Behavioral finance is an aspect of financial markets worth exploring. Most investors believe they make rational decisions, yet, in reality, this is often not the case. A wide range of biases can influence decision-making, even if the investor is unaware of it. Understanding the financial psychology that drives asset pricing can also be beneficial for investment planning and risk management.
What is behavioral finance?
Investment theories tend to assume that people make rational decisions. The reality, however, often differs significantly, as emotions, biases, social factors, and cognitive errors play a considerable role in decision-making. Behavioral finance is a field that considers the decision-making processes of ordinary, rather than rational, individuals. This area is gaining increasing importance as a crucial aspect of financial analysis.
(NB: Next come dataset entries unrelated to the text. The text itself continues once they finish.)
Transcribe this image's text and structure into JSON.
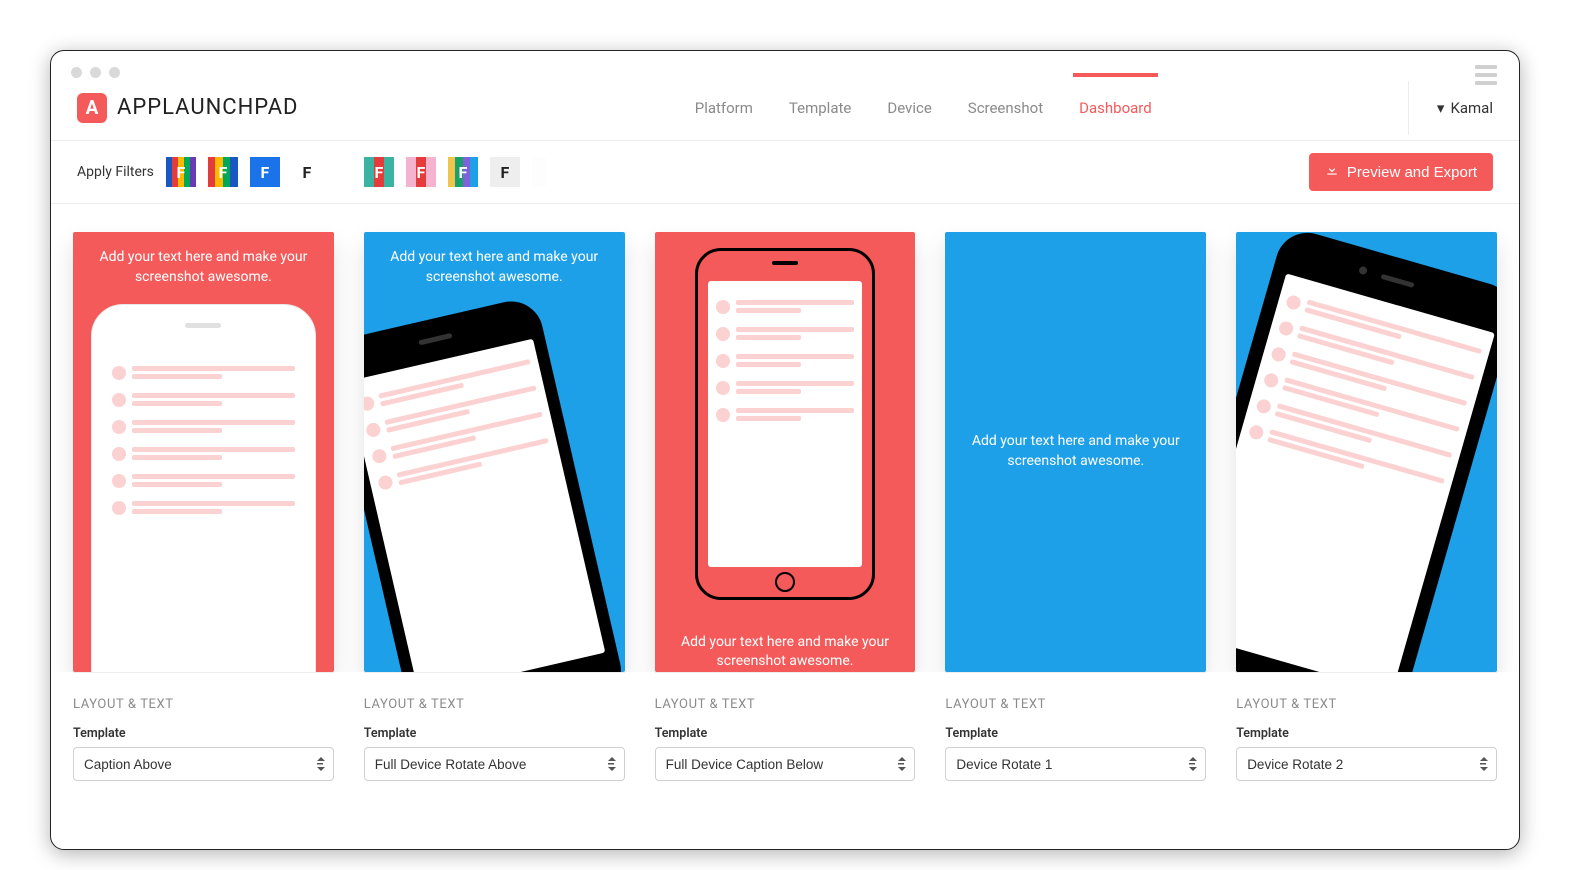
{
  "brand": "APPLAUNCHPAD",
  "nav": {
    "platform": "Platform",
    "template": "Template",
    "device": "Device",
    "screenshot": "Screenshot",
    "dashboard": "Dashboard"
  },
  "user": {
    "name": "Kamal"
  },
  "filters": {
    "label": "Apply Filters",
    "items": [
      {
        "colors": [
          "#1957c1",
          "#e43b3b",
          "#ffba00",
          "#00a85a",
          "#6a3ab2"
        ]
      },
      {
        "colors": [
          "#e43b3b",
          "#ffba00",
          "#00a85a",
          "#1957c1"
        ]
      },
      {
        "colors": [
          "#1a73e8",
          "#1a73e8"
        ]
      },
      {
        "colors": [
          "#ffffff"
        ],
        "dark": true
      },
      {
        "colors": [
          "#3bb3a3",
          "#e43b3b",
          "#3bb3a3"
        ]
      },
      {
        "colors": [
          "#f6b3d0",
          "#e43b3b",
          "#f6b3d0"
        ]
      },
      {
        "colors": [
          "#efc64b",
          "#1aa06b",
          "#7d62d9",
          "#1ea0e8"
        ]
      },
      {
        "colors": [
          "#eeeeee"
        ],
        "dark": true
      },
      {
        "colors": [
          "#fdfdfd"
        ],
        "dark": true,
        "half": true
      }
    ]
  },
  "export_label": "Preview and Export",
  "screens": [
    {
      "bg": "red",
      "caption_pos": "top",
      "caption": "Add your text here and make your screenshot awesome."
    },
    {
      "bg": "blue",
      "caption_pos": "top",
      "caption": "Add your text here and make your screenshot awesome."
    },
    {
      "bg": "red",
      "caption_pos": "bottom",
      "caption": "Add your text here and make your screenshot awesome."
    },
    {
      "bg": "blue",
      "caption_pos": "middle",
      "caption": "Add your text here and make your screenshot awesome."
    },
    {
      "bg": "blue",
      "caption_pos": "none",
      "caption": ""
    }
  ],
  "section": {
    "heading": "LAYOUT & TEXT",
    "field_label": "Template",
    "values": [
      "Caption Above",
      "Full Device Rotate Above",
      "Full Device Caption Below",
      "Device Rotate 1",
      "Device Rotate 2"
    ]
  }
}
Much of the financial theory developed over the past seven decades views investors as rational beings. This aligns with the broader field of economics, which also considers decision-makers as rational. Modern portfolio theory and the efficient market hypothesis are two of the most cited theories in traditional investing.
Both theories make several assumptions regarding investment decision-making. These include the assumption that investors seek to maximize profits and that they act rationally. Behavioral investing theory investigates the fact that investors are often not rational. It also considers the various motivations behind investors' decision-making. To some extent, this explains certain anomalies between financial models and actual outcomes.
A thorough understanding of financial psychology can help investors recognize some shortcomings of traditional finance. It also enhances awareness of cognitive biases and mistakes they may make as investors. In the realm of quantitative investing, efforts are being made to incorporate real-world outcomes rather than mere theoretical frameworks into decision-making.